В уголку, у печки, за отдельным столиком, уставленным бутылками, сидели Кюхельбекер и Пущин.
Коллежский асессор Вильгельм Карлович Кюхельбекер или попросту Кюхля, русский немец, издатель журнала "Мнемозина", молодой человек, белобрысый, пучеглазый, долговязый и неуклюжий, как тот большой вялый комар, который называется "караморой", по собственному признанию, "ничего не делал, как только писал стихи и мечтал о будущем усовершении рода человеческого"; не был даже членом Тайного общества, зато участвовал в ином тайном обществе - Московских "любомудров", поклонников Шеллинга.
Надворный судья Иван Иванович Пущин, лицейский товарищ Пушкина, его старинный собутыльник, "ветреный мудрец", по слову поэта, имевший слабость к вину, картам и женщинам, покинул блестящую военную карьеру и поступил маленьким чиновником в уголовный департамент Московского надворного суда, чтобы доказать примером, что можно приносить пользу отечеству и в самой скромной должности, распространяя добрые чувства и понятия.
"Маремьяна-старица"1, "Мать-Софья-о-всех-сохнет" - эти лицейские прозвища очень подходили к доброте его, хлопотливой, неутомимой и равной ко всем.
Какой-нибудь спор двух старых лавочниц у Иверской2 о мотке ниток выслушивал он с таким терпением, как будто шла речь о деле государственной важности.
Кюхельбекер с Пущиным вели беседу о натурфилософии.
- Абсолют есть Божественный Нуль, в коем успокаиваются плюс и минус, идеальное и вещественное. Понимаете, Пущин?
- Ничего не понимаю, Кюхля. Нельзя ли попроще?
- А попроще - так. Натура есть гиероглиф, начертанный Высочайшею Премудростию, отражение идеального в вещественном. Вещественное равно отвлеченному; вещественное есть то же отвлеченное, но только разрозненное и конечное. Понимаете? Пущин глядел на него глазами слегка осовелыми - выпил лишнее - и слушал с таким же вниманием, как тех двух лавочниц у Иверской.
Отставной армейский поручик Каховский, с голодным, тощим лицом, тяжелым-тяжелым, точно каменным, с надменно оттопыренной нижней губой и глазами жалобными, как у больного ребенка или собаки, потерявшей хозяина, расхаживал из залы в кабинет, все по одной и той же линии, от печки к окну, туда и назад, туда и назад, однообразно-утомительно, как маятник.
- Будет вам шляться, Каховский! - окликнул его Пущин.
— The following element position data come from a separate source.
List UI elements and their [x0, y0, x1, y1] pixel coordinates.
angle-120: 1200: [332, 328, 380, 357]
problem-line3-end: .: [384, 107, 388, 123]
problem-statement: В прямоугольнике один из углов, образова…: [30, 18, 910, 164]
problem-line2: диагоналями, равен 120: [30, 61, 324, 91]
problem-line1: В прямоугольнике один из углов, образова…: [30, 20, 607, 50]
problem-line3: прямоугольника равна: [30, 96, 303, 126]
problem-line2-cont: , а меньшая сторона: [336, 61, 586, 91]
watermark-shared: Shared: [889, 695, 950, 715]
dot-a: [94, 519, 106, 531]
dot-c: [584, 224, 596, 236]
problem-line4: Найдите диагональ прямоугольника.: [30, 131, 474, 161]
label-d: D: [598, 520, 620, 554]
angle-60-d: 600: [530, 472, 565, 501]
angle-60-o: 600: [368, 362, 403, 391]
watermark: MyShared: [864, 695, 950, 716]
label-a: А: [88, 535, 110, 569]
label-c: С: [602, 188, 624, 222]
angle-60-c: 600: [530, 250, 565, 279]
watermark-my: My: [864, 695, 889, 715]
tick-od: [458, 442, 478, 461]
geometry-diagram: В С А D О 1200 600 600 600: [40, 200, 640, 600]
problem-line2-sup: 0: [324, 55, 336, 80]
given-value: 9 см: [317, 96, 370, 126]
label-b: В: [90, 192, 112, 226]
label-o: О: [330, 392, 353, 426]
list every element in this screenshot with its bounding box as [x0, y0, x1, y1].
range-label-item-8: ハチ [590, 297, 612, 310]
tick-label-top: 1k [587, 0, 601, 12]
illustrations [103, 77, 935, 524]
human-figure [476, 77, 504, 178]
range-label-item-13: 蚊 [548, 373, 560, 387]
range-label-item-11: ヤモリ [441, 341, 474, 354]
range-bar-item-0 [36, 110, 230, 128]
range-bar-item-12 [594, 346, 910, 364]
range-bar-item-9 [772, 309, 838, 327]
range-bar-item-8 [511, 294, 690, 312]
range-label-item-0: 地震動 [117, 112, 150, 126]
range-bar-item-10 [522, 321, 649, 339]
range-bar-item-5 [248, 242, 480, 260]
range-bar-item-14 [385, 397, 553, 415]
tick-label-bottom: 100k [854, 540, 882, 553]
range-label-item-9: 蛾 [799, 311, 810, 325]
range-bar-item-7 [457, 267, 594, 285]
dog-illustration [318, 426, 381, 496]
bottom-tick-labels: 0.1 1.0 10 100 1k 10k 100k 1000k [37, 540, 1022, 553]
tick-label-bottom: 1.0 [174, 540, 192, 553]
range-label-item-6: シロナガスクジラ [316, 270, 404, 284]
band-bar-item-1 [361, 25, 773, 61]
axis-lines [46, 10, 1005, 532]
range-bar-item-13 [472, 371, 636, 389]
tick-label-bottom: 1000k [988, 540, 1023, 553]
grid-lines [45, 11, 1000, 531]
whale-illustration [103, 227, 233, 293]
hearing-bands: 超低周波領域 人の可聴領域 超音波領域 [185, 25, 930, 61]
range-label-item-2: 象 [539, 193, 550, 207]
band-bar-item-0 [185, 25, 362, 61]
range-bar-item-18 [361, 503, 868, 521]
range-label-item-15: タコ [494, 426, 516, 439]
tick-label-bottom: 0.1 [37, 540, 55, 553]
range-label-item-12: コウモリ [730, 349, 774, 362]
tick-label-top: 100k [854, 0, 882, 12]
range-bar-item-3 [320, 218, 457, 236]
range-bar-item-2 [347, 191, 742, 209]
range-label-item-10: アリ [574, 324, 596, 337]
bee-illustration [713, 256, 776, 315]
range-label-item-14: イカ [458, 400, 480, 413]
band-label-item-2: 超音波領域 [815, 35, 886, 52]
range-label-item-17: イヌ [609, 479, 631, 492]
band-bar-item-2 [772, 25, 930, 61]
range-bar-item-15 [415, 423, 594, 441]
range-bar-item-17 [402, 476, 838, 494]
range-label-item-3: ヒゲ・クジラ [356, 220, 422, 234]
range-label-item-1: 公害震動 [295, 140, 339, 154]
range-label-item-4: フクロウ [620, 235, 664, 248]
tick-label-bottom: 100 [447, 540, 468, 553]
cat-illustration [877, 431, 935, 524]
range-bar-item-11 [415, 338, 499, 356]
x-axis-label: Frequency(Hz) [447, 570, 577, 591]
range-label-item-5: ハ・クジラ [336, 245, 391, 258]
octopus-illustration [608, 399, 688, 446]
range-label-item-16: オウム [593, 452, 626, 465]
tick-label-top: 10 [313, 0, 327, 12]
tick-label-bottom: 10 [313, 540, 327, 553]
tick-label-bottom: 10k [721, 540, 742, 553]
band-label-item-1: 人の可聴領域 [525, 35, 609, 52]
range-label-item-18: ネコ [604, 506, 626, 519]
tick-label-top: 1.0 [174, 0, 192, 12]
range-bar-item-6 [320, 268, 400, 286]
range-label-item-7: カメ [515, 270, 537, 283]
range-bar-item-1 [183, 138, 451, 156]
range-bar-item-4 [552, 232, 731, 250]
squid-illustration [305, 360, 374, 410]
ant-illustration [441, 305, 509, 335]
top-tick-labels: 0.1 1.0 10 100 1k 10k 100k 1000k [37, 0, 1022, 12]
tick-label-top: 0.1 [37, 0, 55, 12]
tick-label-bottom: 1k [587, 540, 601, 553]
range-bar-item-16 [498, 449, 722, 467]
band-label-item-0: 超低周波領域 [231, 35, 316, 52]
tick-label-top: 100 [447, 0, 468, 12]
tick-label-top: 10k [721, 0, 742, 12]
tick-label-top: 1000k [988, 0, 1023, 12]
- Вещественное и отвлеченное одно и то же, только в двойственной форме. Идея сего совершенного единства и есть Абсолют. Искомое условие всех условий - Безуслов. Ну, теперь поняли? - заключил Кюхельбекер.
- Ничего не понял. И какой же ты, право, Кюхля, удивительный! В этакую минуту думаешь о чем! Ну, а завтра на площадь пойдешь? Каховский вдруг остановился и прислушался.
- Пойду.
- И стрелять будешь?
- Буду.
- А как же твой абсолют?
- Мой абсолют совершенно с этим согласен. Брань вечная должна существовать между добром и злом. Познанье и добродетель - одно и то же.
Познанье есть жизнь, и жизнь есть познанье. Чтобы хорошо действовать, надо хорошо мыслить! - воскликнул Кюхля и, неуклюжий, нелепый, уродливый, но весь просветлевший светом внутренним, был почти прекрасен в эту минуту.
- Ах, ты мой Абсолютик, Безусловик миленький! Цапля ты моя долговязая! - рассмеялся Пущин и полез к нему целоваться.
- Напрасно смеяться изволите, - вдруг вмешался Каховский. - Он говорит самое нужное. Все пустяки перед этим. Если стоит для чего-нибудь делать революцию, так вот только для этого. Чтобы можно было жить, мир должен быть оправдан весь! - наклонившись к Пущину, поднял он перед самым лицом его указательный палец с видом угрожающим; потом выпрямился, круто повернулся на каблуках и опять зашагал, зашатался, как маятник.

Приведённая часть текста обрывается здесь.